With Hunter in the backseat, the group continued north. Somewhere along the 250-mile trip from Wichita to the tiny off-ramp community of Grainfield in central Kansas, Remeta showed Hunter the pair of handguns he was carrying. Testimony later revealed that the .22 had apparently jammed and was inoperable, and Remeta gave it to the hitchhiker to repair — which Hunter did. James Hunter told authorities later that he asked to be dropped off at the Intersection of I-135 and I-70, which was consistent with his claim that he was attempting to hitch home to Missouri.
Instead, Remeta refused to let him leave and began talking about a previous hitchhiker the group had picked up and how much he regretted not taking advantage of the opportunity to kill that rider. As if to punctuate his statement, Remeta fired three rounds from the .22 pistol out the window as Walter drove through the Kansas fields.
To further intimidate Hunter, as they pulled into Salina, Remeta pulled some .357 shells from his pocket and asked Hunter if he thought the shells would be powerful enough to kill him if he shot Hunter with the Magnum.

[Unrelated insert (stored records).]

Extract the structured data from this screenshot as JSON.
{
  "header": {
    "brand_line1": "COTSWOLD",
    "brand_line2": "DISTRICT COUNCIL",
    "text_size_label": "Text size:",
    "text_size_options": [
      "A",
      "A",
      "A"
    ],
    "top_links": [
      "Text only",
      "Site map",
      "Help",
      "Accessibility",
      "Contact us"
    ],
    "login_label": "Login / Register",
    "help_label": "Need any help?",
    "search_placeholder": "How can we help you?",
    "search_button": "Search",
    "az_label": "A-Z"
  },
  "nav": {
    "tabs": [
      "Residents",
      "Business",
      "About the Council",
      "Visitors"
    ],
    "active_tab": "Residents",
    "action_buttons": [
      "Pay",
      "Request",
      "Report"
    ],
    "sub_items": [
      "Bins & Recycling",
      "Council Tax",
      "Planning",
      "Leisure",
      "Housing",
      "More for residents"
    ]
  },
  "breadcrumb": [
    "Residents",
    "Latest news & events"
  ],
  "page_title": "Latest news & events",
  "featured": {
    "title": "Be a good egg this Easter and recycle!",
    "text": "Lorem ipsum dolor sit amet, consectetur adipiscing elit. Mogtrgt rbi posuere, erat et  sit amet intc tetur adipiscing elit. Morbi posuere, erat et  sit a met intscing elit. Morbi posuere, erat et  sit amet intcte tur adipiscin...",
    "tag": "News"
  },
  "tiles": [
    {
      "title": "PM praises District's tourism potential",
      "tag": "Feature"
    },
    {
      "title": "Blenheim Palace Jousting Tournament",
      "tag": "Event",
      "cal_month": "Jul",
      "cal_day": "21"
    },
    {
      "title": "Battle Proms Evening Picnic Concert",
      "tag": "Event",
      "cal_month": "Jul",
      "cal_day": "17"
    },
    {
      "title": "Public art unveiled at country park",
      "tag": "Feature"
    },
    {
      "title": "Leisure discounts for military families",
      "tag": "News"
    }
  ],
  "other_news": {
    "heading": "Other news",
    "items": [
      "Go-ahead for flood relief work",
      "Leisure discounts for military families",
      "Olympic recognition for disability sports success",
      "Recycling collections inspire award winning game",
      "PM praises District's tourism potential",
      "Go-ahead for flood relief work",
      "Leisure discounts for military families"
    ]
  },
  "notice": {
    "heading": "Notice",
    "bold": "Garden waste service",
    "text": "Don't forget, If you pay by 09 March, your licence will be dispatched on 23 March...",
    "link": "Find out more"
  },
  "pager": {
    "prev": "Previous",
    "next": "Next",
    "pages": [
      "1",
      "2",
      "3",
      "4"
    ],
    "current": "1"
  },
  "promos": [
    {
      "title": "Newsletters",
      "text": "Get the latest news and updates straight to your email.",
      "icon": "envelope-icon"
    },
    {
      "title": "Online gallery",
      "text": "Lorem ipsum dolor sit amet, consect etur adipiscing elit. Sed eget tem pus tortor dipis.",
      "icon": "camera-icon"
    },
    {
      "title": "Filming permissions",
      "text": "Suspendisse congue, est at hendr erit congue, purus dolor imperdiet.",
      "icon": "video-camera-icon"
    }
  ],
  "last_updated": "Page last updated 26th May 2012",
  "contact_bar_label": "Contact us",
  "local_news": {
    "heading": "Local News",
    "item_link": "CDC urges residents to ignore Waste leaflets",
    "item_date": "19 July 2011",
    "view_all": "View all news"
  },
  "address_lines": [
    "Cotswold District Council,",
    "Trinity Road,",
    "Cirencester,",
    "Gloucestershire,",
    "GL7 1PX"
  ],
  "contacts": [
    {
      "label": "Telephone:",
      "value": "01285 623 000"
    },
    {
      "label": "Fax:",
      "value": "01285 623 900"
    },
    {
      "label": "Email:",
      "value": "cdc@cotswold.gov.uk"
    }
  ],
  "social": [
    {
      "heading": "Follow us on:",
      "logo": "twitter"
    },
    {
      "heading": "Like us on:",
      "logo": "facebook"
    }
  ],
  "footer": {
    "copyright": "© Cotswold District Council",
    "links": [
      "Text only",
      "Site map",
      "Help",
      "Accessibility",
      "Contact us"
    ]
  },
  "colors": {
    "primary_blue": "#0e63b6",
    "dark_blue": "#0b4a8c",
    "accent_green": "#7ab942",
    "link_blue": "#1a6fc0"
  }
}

Shortly after 2 p.m., the group pulled off I-70 at the Grainfield exit and drove into the gravel parking lot of the Stuckey's Restaurant. A popular spot for students on their way home from the nearby high school, the restaurant was empty except for manager Larry McFarland.
Remeta and at least one other person entered Stuckey's, and when McFarland handed over the $170 in the till, Remeta shot him to death.
The killers fled the scene, but not before someone noticed the red-and-blue car with Michigan plates leaving the restaurant. That witness, a high-school student stopping off for a snack before heading home, discovered McFarland's body and called police.